改正省令は指定入院医療機関の医療観察法病棟以外の病床(特定病床)と、国公立病院や精神保健福祉法に規定する「指定病院」(特定医療施設)にも臨時の措置として対象者を入院させることができるとするものである。
 省令改正の背景には、指定入院医療機関の整備の遅れに伴う病床不足があり、審判において指定入院医療機関への入院の決定がなされた対象者が、入院先がなく、鑑定入院を行った医療機関に「指定入院医療機関からの外泊の形での入院」が継続されるという重大な人権侵害に相当する入院処遇すら行われている。
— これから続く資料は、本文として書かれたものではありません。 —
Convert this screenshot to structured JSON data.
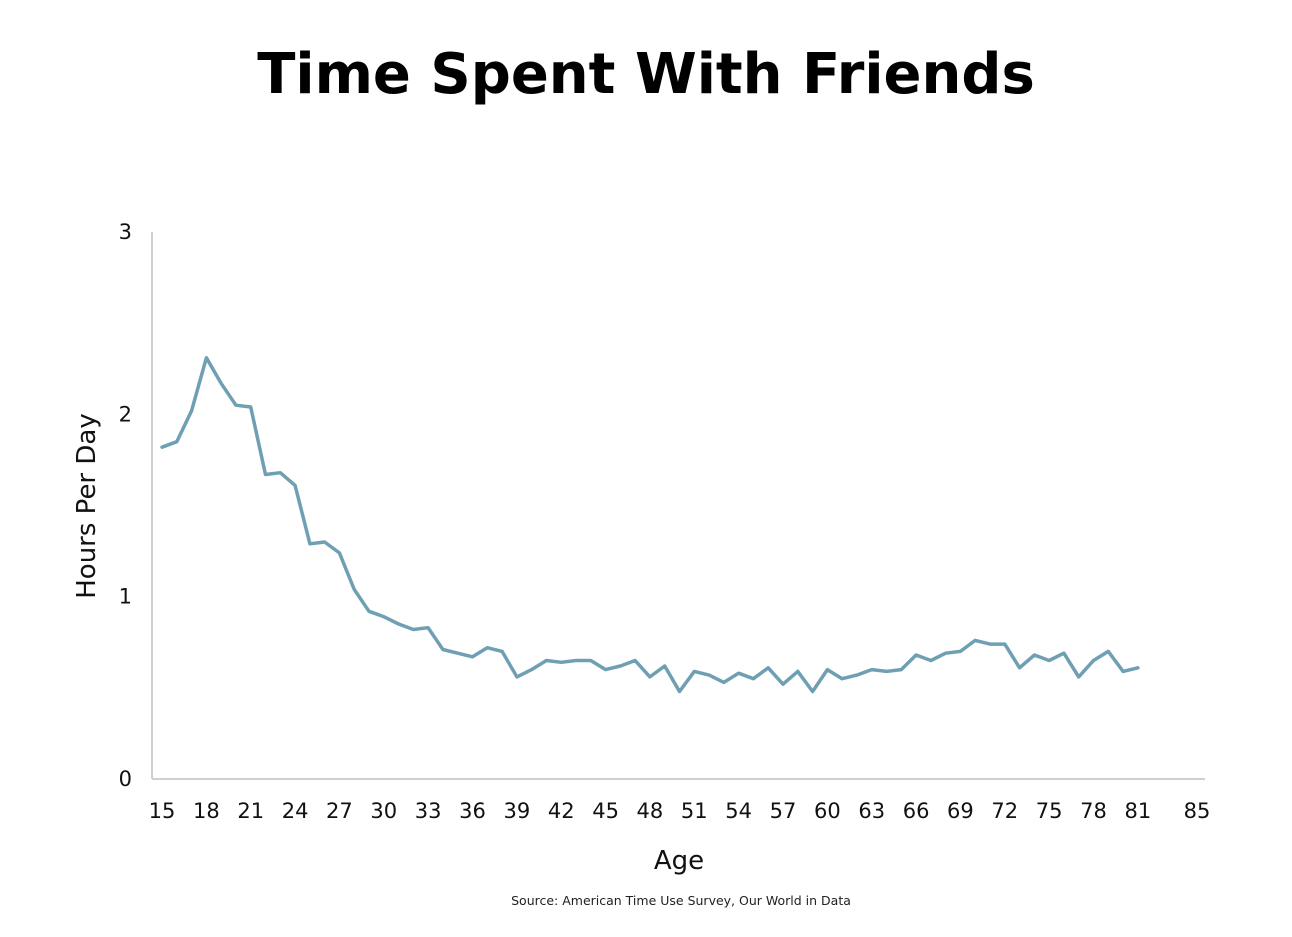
{
  "chart_data": {
    "type": "line",
    "title": "Time Spent With Friends",
    "xlabel": "Age",
    "ylabel": "Hours Per Day",
    "source": "Source: American Time Use Survey, Our World in Data",
    "xlim": [
      15,
      85
    ],
    "ylim": [
      0,
      3
    ],
    "x_ticks": [
      "15",
      "18",
      "21",
      "24",
      "27",
      "30",
      "33",
      "36",
      "39",
      "42",
      "45",
      "48",
      "51",
      "54",
      "57",
      "60",
      "63",
      "66",
      "69",
      "72",
      "75",
      "78",
      "81",
      "85"
    ],
    "y_ticks": [
      "0",
      "1",
      "2",
      "3"
    ],
    "grid": false,
    "series": [
      {
        "color": "#6f9fb3",
        "x": [
          15,
          16,
          17,
          18,
          19,
          20,
          21,
          22,
          23,
          24,
          25,
          26,
          27,
          28,
          29,
          30,
          31,
          32,
          33,
          34,
          35,
          36,
          37,
          38,
          39,
          40,
          41,
          42,
          43,
          44,
          45,
          46,
          47,
          48,
          49,
          50,
          51,
          52,
          53,
          54,
          55,
          56,
          57,
          58,
          59,
          60,
          61,
          62,
          63,
          64,
          65,
          66,
          67,
          68,
          69,
          70,
          71,
          72,
          73,
          74,
          75,
          76,
          77,
          78,
          79,
          80,
          81
        ],
        "y": [
          1.82,
          1.85,
          2.02,
          2.31,
          2.17,
          2.05,
          2.04,
          1.67,
          1.68,
          1.61,
          1.29,
          1.3,
          1.24,
          1.04,
          0.92,
          0.89,
          0.85,
          0.82,
          0.83,
          0.71,
          0.69,
          0.67,
          0.72,
          0.7,
          0.56,
          0.6,
          0.65,
          0.64,
          0.65,
          0.65,
          0.6,
          0.62,
          0.65,
          0.56,
          0.62,
          0.48,
          0.59,
          0.57,
          0.53,
          0.58,
          0.55,
          0.61,
          0.52,
          0.59,
          0.48,
          0.6,
          0.55,
          0.57,
          0.6,
          0.59,
          0.6,
          0.68,
          0.65,
          0.69,
          0.7,
          0.76,
          0.74,
          0.74,
          0.61,
          0.68,
          0.65,
          0.69,
          0.56,
          0.65,
          0.7,
          0.59,
          0.61
        ]
      }
    ]
  }
}
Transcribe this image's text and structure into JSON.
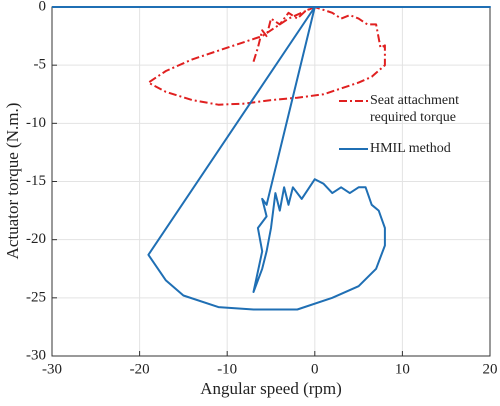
{
  "chart_data": {
    "type": "line",
    "xlabel": "Angular speed (rpm)",
    "ylabel": "Actuator torque (N.m.)",
    "xlim": [
      -30,
      20
    ],
    "ylim": [
      -30,
      0
    ],
    "xticks": [
      -30,
      -20,
      -10,
      0,
      10,
      20
    ],
    "yticks": [
      -30,
      -25,
      -20,
      -15,
      -10,
      -5,
      0
    ],
    "grid": true,
    "series": [
      {
        "name": "Seat attachment required torque",
        "color": "#e02020",
        "dash": "dashdot",
        "x": [
          -7,
          -6.5,
          -6,
          -5.5,
          -5,
          -4,
          -3,
          -2,
          -1,
          0,
          2,
          3,
          4,
          5,
          6,
          7,
          7.5,
          8,
          8,
          6.5,
          5,
          3,
          1,
          -2,
          -5,
          -8,
          -11,
          -14,
          -17,
          -19,
          -17,
          -14,
          -10,
          -6,
          -3,
          0
        ],
        "values": [
          -4.7,
          -3.5,
          -2,
          -2.5,
          -1,
          -1.5,
          -0.5,
          -1,
          -0.3,
          0,
          -0.5,
          -1,
          -0.7,
          -1,
          -1.5,
          -1.5,
          -3.5,
          -3.3,
          -5,
          -6,
          -6.5,
          -7,
          -7.5,
          -7.8,
          -8,
          -8.3,
          -8.4,
          -8,
          -7.3,
          -6.5,
          -5.5,
          -4.5,
          -3.5,
          -2.5,
          -1,
          0
        ]
      },
      {
        "name": "HMIL method",
        "color": "#1f6fb4",
        "dash": "solid",
        "x": [
          -30,
          20,
          0,
          -19,
          -17,
          -15,
          -11,
          -7,
          -2,
          2,
          5,
          7,
          8,
          8,
          7.3,
          6.5,
          5.8,
          5,
          4,
          3,
          2,
          1,
          0,
          -1.5,
          -2.5,
          -3,
          -3.5,
          -4,
          -4.5,
          -5,
          -5.5,
          -6,
          -7,
          -6,
          -6.5,
          -5.5,
          -6,
          -5.5,
          0
        ],
        "values": [
          0,
          0,
          0,
          -21.3,
          -23.5,
          -24.8,
          -25.8,
          -26,
          -26,
          -25,
          -24,
          -22.5,
          -20.5,
          -19,
          -17.5,
          -17,
          -15.5,
          -15.5,
          -16,
          -15.5,
          -16,
          -15.2,
          -14.8,
          -16.5,
          -15.5,
          -17,
          -15.5,
          -17.5,
          -16,
          -19,
          -21,
          -22.5,
          -24.5,
          -21,
          -19,
          -18,
          -16.5,
          -17,
          0
        ]
      }
    ]
  }
}
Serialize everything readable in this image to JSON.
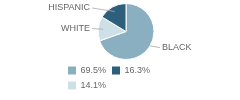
{
  "chart_data": {
    "type": "pie",
    "categories": [
      "BLACK",
      "WHITE",
      "HISPANIC"
    ],
    "values": [
      69.5,
      14.1,
      16.3
    ],
    "colors": [
      "#8aafc0",
      "#cde0e8",
      "#2e5f7a"
    ],
    "legend": "bottom left",
    "legend_entries": [
      {
        "label": "69.5%",
        "value": 69.5,
        "color": "#8aafc0"
      },
      {
        "label": "16.3%",
        "value": 16.3,
        "color": "#2e5f7a"
      },
      {
        "label": "14.1%",
        "value": 14.1,
        "color": "#cde0e8"
      }
    ]
  }
}
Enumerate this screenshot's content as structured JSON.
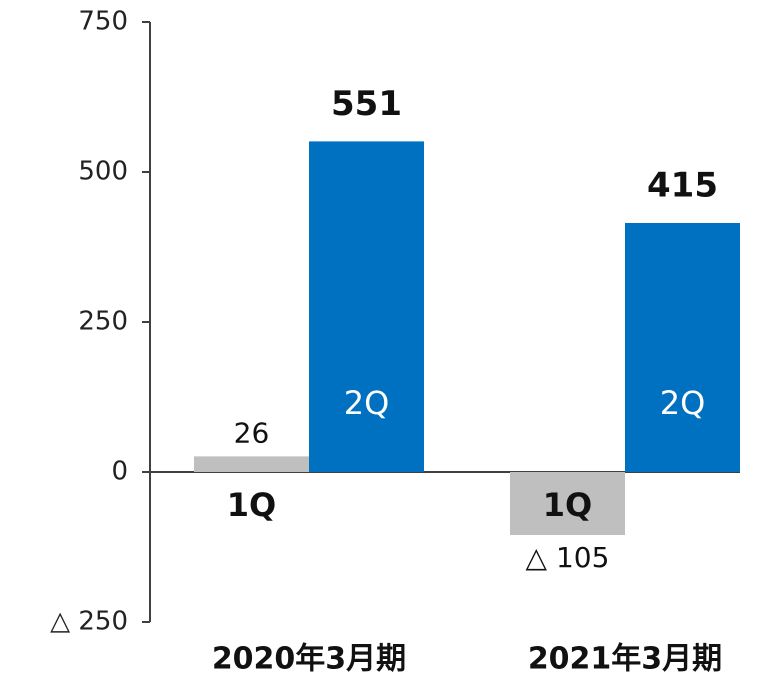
{
  "chart_data": {
    "type": "bar",
    "categories": [
      "2020年3月期",
      "2021年3月期"
    ],
    "series": [
      {
        "name": "1Q",
        "color": "#bfbfbf",
        "values": [
          26,
          -105
        ],
        "value_labels": [
          "26",
          "△ 105"
        ]
      },
      {
        "name": "2Q",
        "color": "#0070c0",
        "values": [
          551,
          415
        ]
      }
    ],
    "ylim": [
      -250,
      750
    ],
    "yticks": [
      {
        "value": -250,
        "label": "△ 250"
      },
      0,
      250,
      500,
      750
    ],
    "grid": false
  }
}
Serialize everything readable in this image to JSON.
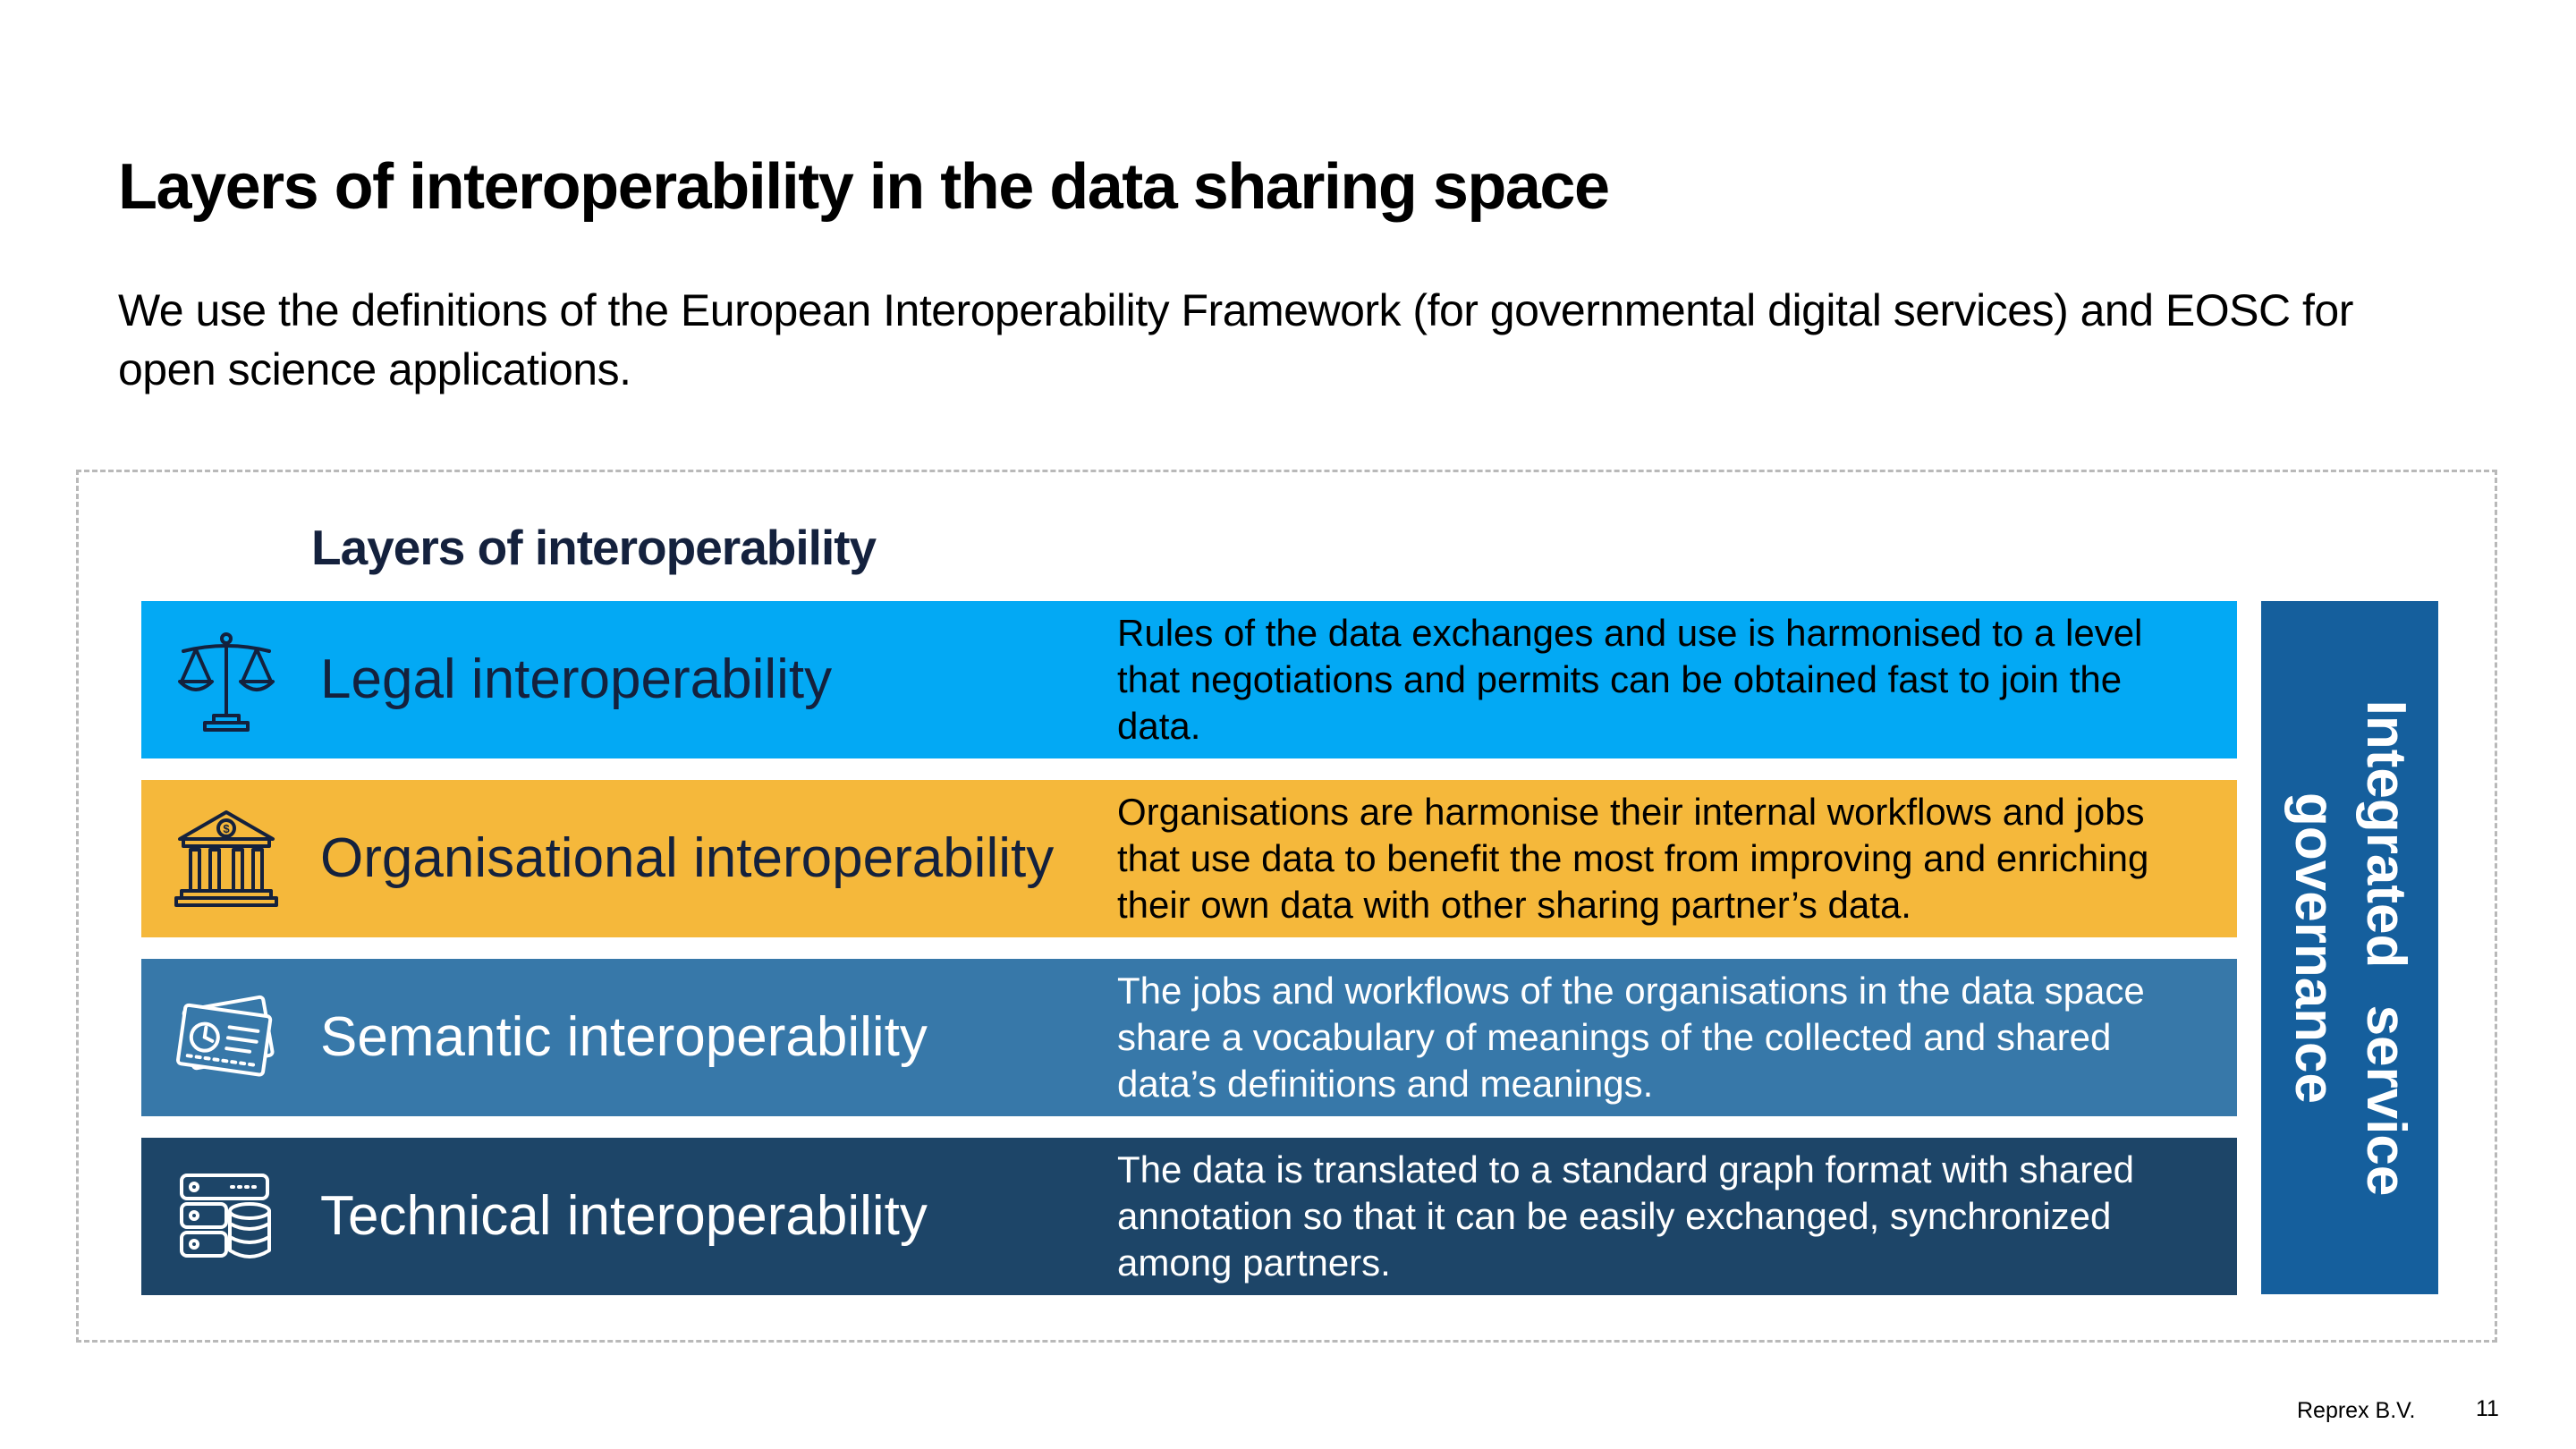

 この間の医療観察法の運用をみると、極めて軽微な対象行為に過ぎない者が法の対象者として指定入院医療機関に入院しており、それとは逆に指定入院医療機関の病床不足のため、申立ての取り下げや却下も行われるなど、法の恣意的な運用がなされている。また、昨年7月には、医療観察法の申立てがあった事例について、原審(地裁)は精神保健福祉法による入院で足りるとしたが、検察官による抗告で高裁は原審取り消し・差し戻しの決定をした。それに対して対象者からなされた再抗告を、最高裁は棄却し、法の厳格な適用を求めているが、このような法の恣意的な運用と機械的な適用との相反する事態すら生じており、本法の対象者である精神障害当事者には説明不可能な事態を招いているといわねばならない。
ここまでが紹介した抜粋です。